What is Magnesium and what does it do?
Some call magnesium the “mineral of movement” – which is appropriate as HCB2 talks a lot about bowel movements throughout our work! Magnesium in appropriate amounts can certainly help to get you regular, but did you know that it is a very important nutrient that serves at least 300 functions throughout the body?
In fact, this mineral acts alongside other electrolytes to help create energy and control fluid in the body, as well as controlling enzyme, cell, nerve, muscle and DNA/RNA function.1 The presence of adequate levels of magnesium has also been associated with reduced risk of high blood pressure, diabetes, PMS and other health issues, and it also can provider pain relief.2
What’s cancer got to do with it?
In regards to cancer, magnesium intake has been associated with a reduced risk of this disease as well.3-9 Looking specifically at colorectal cancer, one study found an estimated 40% reduction in colorectal cancer among women with higher intake of magnesium.3-4 A meta-analysis study also found positive benefit from higher intakes of magnesium and colorectal cancer risk, and a 2015 study of postmenopausal women found that an intake of 400 mg of magnesium helped to reduce the risk of colorectal cancer.5, 7 Other studies have found magnesium to play a role in pancreatic cancer risk reduction. Additionally, it’s been shown to exhibit anti-cancer effects on human gastric cancer cells in vitro.8-9
How can I consume more magnesium?
Great question! Well, eating more nutrient-dense, real food is a start! Raw avocado, sprouted pumpkin seeds, salmon, probiotic-rich yogurt (watch the sugar) and gently cooked spinach are just some of the foods that contain magnesium.1 You may need to consider a supplement (but remember that not all are created equal) and/or possibly apply magnesium (in the form of magnesium chloride oil or flakes) topically through skin.
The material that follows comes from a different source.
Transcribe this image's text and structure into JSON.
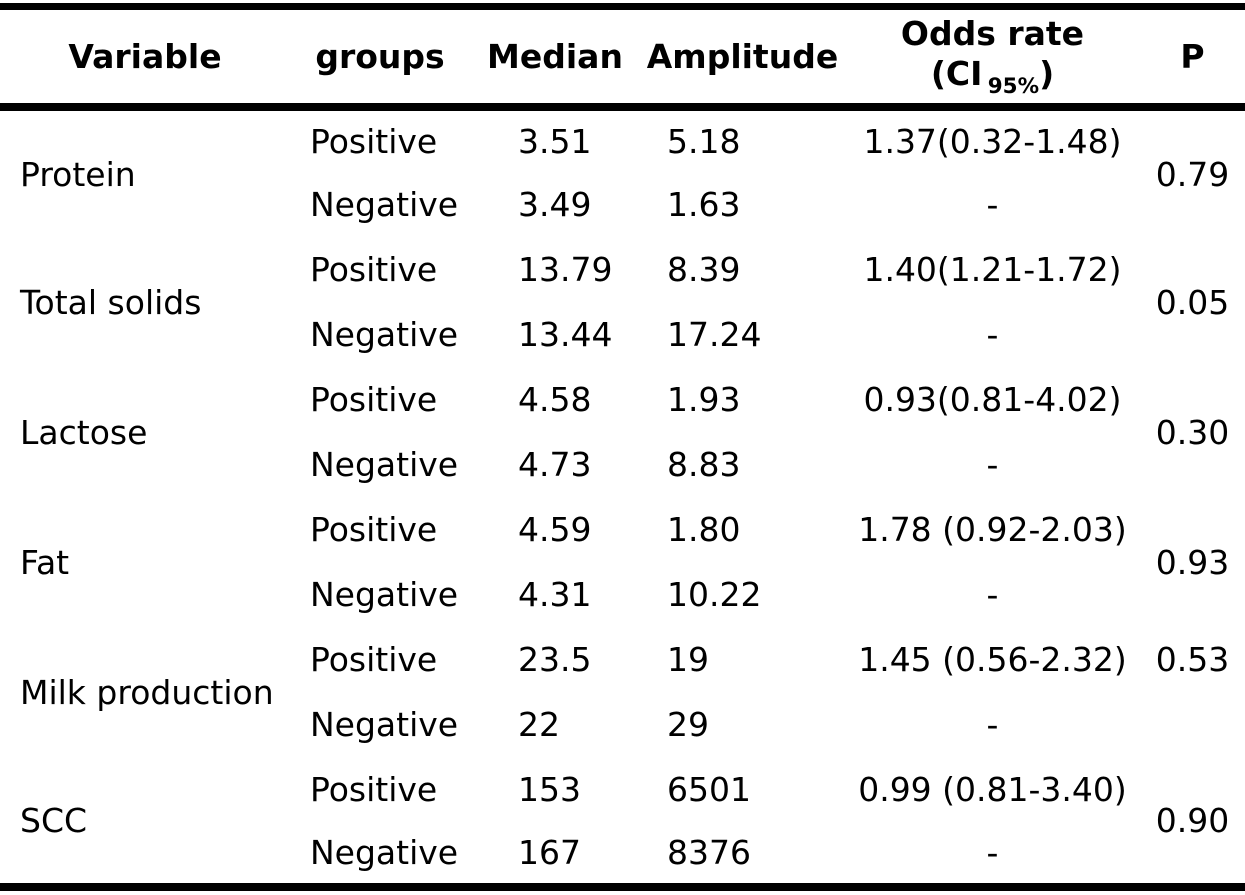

Bathing is a stress relieving way to bring magnesium into the body. Magnesium sulfate (also called Epsom salts) can be tossed into a warm tub or sprinkled into a foot soak.
Of course, there are some side effects of taking too much magnesium, especially all at once. HCB2 wants you to be able to go to the bathroom more regularly, but not like this! For those with health challenges, too much magnesium or perhaps the certain forms of magnesium, may also present some challenges. So, as always, we encourage you to do the research yourself and seek expertise on how this and other dietary interventions may help you.
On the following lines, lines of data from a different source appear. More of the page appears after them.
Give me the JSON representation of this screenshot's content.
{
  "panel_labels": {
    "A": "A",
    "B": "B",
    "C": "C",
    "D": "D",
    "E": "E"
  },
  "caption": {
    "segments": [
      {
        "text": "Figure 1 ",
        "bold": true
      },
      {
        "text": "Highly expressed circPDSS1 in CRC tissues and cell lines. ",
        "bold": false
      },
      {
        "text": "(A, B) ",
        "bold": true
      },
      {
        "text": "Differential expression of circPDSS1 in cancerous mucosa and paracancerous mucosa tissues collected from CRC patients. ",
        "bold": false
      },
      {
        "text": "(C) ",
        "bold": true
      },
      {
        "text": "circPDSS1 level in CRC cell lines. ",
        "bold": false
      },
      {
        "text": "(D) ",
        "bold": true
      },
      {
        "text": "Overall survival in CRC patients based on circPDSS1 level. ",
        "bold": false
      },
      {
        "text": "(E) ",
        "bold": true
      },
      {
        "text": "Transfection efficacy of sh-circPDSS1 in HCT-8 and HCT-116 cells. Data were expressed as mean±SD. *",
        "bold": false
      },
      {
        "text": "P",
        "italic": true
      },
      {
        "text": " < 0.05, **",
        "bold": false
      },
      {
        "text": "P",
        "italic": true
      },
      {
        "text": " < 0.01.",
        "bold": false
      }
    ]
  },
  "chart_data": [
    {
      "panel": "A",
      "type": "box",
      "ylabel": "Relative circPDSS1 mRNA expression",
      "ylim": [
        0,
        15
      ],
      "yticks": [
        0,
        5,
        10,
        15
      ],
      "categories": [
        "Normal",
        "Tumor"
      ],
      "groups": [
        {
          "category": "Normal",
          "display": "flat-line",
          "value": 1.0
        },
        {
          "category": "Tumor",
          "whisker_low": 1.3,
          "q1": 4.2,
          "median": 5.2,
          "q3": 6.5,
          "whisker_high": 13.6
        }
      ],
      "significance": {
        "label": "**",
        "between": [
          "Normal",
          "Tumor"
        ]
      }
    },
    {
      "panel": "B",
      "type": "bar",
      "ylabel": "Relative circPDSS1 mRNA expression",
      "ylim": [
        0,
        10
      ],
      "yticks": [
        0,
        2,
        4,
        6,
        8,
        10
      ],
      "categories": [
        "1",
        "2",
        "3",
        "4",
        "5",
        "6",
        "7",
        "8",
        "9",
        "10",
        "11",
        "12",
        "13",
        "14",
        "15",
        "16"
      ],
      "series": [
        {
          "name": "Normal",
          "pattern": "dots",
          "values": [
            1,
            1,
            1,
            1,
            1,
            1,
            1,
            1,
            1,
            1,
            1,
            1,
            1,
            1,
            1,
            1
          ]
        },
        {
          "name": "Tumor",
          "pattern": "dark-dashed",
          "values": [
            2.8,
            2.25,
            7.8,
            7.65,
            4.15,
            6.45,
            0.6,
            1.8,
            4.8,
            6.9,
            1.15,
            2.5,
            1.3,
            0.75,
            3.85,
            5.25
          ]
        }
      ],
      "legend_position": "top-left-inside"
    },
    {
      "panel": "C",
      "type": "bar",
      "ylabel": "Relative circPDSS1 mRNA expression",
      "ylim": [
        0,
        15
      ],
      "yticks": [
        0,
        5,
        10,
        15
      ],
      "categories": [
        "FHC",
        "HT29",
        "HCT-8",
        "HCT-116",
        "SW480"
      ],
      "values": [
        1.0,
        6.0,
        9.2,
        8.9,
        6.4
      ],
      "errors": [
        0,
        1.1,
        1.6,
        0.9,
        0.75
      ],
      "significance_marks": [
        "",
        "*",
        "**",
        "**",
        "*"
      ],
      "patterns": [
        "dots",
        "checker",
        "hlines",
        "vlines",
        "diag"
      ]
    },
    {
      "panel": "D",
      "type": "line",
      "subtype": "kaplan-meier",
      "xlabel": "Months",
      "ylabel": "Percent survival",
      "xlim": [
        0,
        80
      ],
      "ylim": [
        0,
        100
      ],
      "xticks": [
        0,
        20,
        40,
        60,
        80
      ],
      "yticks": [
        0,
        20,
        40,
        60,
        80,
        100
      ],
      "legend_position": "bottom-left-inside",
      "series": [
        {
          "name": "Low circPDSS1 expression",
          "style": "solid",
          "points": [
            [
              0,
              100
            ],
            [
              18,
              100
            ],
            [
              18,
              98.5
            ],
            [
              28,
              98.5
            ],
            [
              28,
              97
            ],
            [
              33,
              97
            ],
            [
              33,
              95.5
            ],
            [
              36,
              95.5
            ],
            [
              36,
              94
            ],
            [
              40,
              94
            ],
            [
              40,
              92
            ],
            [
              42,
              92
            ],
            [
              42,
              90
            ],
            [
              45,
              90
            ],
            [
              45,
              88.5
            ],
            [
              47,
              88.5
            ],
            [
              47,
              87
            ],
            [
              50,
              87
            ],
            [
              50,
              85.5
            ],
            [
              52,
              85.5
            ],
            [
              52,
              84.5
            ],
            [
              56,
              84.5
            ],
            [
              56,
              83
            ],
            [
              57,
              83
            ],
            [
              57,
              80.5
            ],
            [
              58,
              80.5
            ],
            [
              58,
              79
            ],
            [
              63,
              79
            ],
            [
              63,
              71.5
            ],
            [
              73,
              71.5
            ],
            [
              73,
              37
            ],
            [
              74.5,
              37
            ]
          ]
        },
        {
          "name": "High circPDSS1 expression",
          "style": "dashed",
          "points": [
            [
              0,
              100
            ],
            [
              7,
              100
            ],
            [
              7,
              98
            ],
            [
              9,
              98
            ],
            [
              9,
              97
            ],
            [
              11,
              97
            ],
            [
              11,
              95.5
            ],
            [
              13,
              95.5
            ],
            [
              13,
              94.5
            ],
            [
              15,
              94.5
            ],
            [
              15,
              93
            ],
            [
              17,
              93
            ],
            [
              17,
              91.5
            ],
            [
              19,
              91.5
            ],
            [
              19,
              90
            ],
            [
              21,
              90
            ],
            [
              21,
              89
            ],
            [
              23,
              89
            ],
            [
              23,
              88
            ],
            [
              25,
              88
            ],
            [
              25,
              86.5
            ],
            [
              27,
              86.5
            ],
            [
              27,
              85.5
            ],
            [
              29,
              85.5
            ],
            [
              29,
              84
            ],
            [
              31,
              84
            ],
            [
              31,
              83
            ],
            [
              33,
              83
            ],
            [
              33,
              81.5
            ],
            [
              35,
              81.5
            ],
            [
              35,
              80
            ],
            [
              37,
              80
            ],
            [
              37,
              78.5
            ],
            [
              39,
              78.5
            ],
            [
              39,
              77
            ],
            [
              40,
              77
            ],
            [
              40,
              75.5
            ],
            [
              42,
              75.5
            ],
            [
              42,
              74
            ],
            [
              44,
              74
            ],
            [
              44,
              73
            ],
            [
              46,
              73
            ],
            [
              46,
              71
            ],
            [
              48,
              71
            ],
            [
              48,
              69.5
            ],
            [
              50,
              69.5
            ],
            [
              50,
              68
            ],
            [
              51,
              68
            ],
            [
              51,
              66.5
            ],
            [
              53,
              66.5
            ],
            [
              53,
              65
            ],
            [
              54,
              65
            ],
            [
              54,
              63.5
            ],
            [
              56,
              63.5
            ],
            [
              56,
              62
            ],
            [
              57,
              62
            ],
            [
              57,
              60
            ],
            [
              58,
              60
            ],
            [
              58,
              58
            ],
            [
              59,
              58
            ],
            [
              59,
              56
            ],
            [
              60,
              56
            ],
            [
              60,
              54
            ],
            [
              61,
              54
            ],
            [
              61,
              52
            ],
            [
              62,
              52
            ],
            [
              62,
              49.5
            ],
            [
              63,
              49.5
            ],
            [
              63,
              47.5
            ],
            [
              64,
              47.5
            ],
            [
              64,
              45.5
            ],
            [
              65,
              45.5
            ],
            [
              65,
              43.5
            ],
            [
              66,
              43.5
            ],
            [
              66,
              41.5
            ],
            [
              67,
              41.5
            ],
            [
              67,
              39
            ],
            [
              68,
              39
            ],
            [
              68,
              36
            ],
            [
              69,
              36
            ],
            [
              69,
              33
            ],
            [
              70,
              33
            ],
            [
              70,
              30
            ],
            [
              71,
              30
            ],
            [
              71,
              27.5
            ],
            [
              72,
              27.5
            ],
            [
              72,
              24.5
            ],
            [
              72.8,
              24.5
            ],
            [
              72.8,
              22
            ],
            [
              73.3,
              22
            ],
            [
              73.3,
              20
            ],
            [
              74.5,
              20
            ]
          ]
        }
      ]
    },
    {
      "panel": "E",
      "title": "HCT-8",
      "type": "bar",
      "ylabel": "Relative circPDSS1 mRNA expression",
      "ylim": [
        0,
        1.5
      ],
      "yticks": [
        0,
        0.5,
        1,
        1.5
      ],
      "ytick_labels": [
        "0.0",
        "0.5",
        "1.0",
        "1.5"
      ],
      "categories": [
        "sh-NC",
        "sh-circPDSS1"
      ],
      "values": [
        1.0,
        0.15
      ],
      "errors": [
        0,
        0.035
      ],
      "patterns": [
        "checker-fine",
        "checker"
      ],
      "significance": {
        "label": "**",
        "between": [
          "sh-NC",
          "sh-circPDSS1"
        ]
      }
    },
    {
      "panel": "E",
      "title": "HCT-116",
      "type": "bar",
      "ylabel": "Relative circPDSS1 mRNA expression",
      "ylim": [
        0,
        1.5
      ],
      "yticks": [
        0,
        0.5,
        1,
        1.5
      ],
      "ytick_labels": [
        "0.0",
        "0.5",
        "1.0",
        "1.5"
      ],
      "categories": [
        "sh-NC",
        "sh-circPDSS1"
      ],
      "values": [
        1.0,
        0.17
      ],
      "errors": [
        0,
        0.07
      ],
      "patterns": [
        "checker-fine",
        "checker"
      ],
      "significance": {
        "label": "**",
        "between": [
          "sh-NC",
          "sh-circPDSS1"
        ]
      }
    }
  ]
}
#eatclean #getscreened #cancerhatesthat
1. National Institute of Health, Office of Dietary Supplements. (2018). Magnesium: Fact Sheet for Health Professionals. Retrieved July 13, 2018 from https://ods.od.nih.gov/factsheets/Magnesium-HealthProfessional/.
2. Oregon State University. Magnesium. Retrieved July 13, 2018 from https://lpi.oregonstate.edu/mic/minerals/magnesium.
3. Larsson SC, Leif B, and Wolk A. (2005). Magnesium Intake in Relation to Risk of Colorectal Cancer in Women. JAMA, 293(1). doi:10.1001/jama.293.1.86.
4. Larsson SC and Wolk A. (2005). Magnesium Intake, Drinking Water, and Risk of Colorectal Cancer—Reply. JAMA, 293(21). doi:10.1001/jama.293.21.2599-b.
5. Ko HJ, Youn CH, Kim HM, Cho YJ, et al. (2014). Dietary magnesium intake and risk of cancer: a meta-analysis of epidemiologic studies. Nutrition and Cancer, 66(6). doi: 10.1080/01635581.2014.922203.
6. Chen GC, Pang Z and Liu QF. (2012). Magnesium intake and risk of colorectal cancer: a meta-analysis of prospective studies. European Journal of Clinical Nutrition, 66(11). doi: 10.1038/ejcn.2012.135.
7. Gorczyca AM, He K, Xun P, Margolis KL et al. (2015). Association between magnesium intake and risk of colorectal cancer among postmenopausal women. Cancer Causes and Control, 26(12). doi: 10.1007/s10552-015-0669-2.
8. Dibaba D, Xun P, Yokota K, White E et al. (2015). Magnesium intake and incidence of pancreatic cancer: the VITamins and Lifestyle study. British Journal of Cancer, 113(11). doi: 10.1038/bjc.2015.382.
9. Bo LY, Li TJ, and Zhao XH. (2018). Copper or Magnesium Supplementation Endows the Peptic Hydrolysate from Bovine Lactoferrin with Enhanced Activity to Human Gastric Cancer AGS Cells. Biological Trace Element Research. doi: 10.1007/s12011-018-1468-x.